Harry Potter'da vardı sanırım, "ruh emiciler". Öylesi gerçeküstü yaratıklar değil belki, ama, günlük şehir hayatında ruhumuzu emen pek çok durum olabiliyor.
"Çaresi yok, tek çare uzakta bir köye yerleşmek" diyebilirsiniz, ya da uzak hayali gerçekleştirene dek kendinize meşguliyetler bulabilirsiniz.
"Şimdi bu kadın ne yapacak, bana bir lokma yiyecek verir mi, yoksa sadece sırtımı okşamak mı istiyor?" bakışının anlamını çözmeye çalışmak, ya da...
Kolları sıvayıp harıl harıl hamur yoğurup, üç çeşit ekmek yapıp, hamurun ve pişen ekmeğin kokusuyla mest olmak denenmez mi, örneğin...

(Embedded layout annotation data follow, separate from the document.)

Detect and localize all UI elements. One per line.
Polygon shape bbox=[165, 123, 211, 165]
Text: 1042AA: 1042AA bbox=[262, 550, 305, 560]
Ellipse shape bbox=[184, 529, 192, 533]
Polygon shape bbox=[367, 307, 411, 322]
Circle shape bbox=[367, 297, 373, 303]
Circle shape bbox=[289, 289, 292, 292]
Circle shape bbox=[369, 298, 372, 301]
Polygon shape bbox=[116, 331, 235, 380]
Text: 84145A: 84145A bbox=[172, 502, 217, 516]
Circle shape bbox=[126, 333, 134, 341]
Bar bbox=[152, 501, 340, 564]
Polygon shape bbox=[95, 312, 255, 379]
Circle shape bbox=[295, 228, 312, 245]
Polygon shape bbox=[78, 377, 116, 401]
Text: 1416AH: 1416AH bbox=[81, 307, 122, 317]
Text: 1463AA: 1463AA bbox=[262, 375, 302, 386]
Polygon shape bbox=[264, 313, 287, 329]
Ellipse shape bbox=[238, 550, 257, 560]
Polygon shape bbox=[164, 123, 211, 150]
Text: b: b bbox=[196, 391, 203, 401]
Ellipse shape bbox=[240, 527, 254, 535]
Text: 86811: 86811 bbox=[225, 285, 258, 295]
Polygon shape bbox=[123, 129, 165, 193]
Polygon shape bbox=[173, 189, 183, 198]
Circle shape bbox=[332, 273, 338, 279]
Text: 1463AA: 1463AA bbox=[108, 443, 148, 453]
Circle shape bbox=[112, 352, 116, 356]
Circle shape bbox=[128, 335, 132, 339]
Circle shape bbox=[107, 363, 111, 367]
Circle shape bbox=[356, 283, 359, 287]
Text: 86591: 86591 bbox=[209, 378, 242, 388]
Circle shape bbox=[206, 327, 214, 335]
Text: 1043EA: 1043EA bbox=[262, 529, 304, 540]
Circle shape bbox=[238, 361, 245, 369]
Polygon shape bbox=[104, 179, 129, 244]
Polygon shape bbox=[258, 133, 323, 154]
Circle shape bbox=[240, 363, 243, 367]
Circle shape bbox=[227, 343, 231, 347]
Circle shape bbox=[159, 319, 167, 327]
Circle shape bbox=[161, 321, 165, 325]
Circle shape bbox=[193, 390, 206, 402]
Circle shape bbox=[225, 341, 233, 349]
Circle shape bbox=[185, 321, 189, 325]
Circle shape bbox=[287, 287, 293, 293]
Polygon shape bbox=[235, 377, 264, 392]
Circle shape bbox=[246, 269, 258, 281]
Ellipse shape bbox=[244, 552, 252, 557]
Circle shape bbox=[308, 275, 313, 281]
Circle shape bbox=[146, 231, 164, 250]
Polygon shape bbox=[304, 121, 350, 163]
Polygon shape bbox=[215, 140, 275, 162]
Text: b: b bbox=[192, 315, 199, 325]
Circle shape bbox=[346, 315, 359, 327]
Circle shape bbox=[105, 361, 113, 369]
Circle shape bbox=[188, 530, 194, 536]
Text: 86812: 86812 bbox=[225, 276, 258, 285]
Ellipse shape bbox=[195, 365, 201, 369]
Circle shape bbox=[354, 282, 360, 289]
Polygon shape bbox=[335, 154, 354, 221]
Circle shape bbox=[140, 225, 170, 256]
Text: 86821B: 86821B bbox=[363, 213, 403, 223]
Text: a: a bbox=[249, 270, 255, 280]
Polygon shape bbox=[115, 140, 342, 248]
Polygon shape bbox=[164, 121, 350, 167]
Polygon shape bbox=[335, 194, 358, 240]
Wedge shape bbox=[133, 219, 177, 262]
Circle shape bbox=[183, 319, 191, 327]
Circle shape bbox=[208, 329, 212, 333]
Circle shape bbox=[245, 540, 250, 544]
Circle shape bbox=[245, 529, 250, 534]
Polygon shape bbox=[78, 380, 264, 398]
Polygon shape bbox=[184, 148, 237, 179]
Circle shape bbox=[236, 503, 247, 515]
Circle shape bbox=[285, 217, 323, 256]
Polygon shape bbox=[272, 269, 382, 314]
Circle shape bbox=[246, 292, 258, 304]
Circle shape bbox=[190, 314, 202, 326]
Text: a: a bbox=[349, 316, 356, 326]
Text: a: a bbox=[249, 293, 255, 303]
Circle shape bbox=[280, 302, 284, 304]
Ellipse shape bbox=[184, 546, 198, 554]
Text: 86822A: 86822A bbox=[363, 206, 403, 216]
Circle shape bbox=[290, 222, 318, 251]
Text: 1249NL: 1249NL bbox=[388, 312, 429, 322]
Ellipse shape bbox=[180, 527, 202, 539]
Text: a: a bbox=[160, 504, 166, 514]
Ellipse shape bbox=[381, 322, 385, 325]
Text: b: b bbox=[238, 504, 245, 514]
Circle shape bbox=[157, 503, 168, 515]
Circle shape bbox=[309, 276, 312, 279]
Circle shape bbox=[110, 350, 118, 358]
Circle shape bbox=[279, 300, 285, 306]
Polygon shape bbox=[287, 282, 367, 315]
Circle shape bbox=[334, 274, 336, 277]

Ay ışığını seyretmek için tatile çıkmayı, emekli olmayı beklemeyip, ılık bir havada deniz kenarına inmek daha iyisi adaya doğru bir vapur sefası yapmanın keyfi kaçırılır mı, peki?
Bir zaman önce Dr. Müftüoğlunun yazısında okumuştum, mutluluk reçetesini. Yazının tamamı burada.
Bence, herkes kendi reçetesini yazabilir. Başlayın!
MUTLULUK REÇETESİ: RUHUNUZU ONARIN!
, Doyum sağlayacak kadar bir amaç,
, Geçinebilecek kadar bir iş,
, Temel ihtiyaçlara yetecek kadar zenginlik,
, İş ve eğlenceyi dengeleyecek kadar sağlıklı bir akıl,
, Birçok insanı beğenecek, bunlardan birazını da sevecek kadar şefkat,
, Kendini sevecek kadar özsaygı,
, Muhtaç olanlara verecek kadar iyilik duygusu,
, Zorluklarla yüz yüze gelecek kadar cesaret,
, Sorunları çözecek kadar yaratıcılık,
, Her an gülecek kadar mizah duygusu,
, İyi bir yarını bekleyecek kadar umut,
, Hayatı bütün değerleriyle yaşayacak kadar bir sağlık,
, Sahip oldukların için şükran duygusu.
Onarmadan once, yaralanmasin diye koruyabilmeyi ogrenmegi de oneriyorum...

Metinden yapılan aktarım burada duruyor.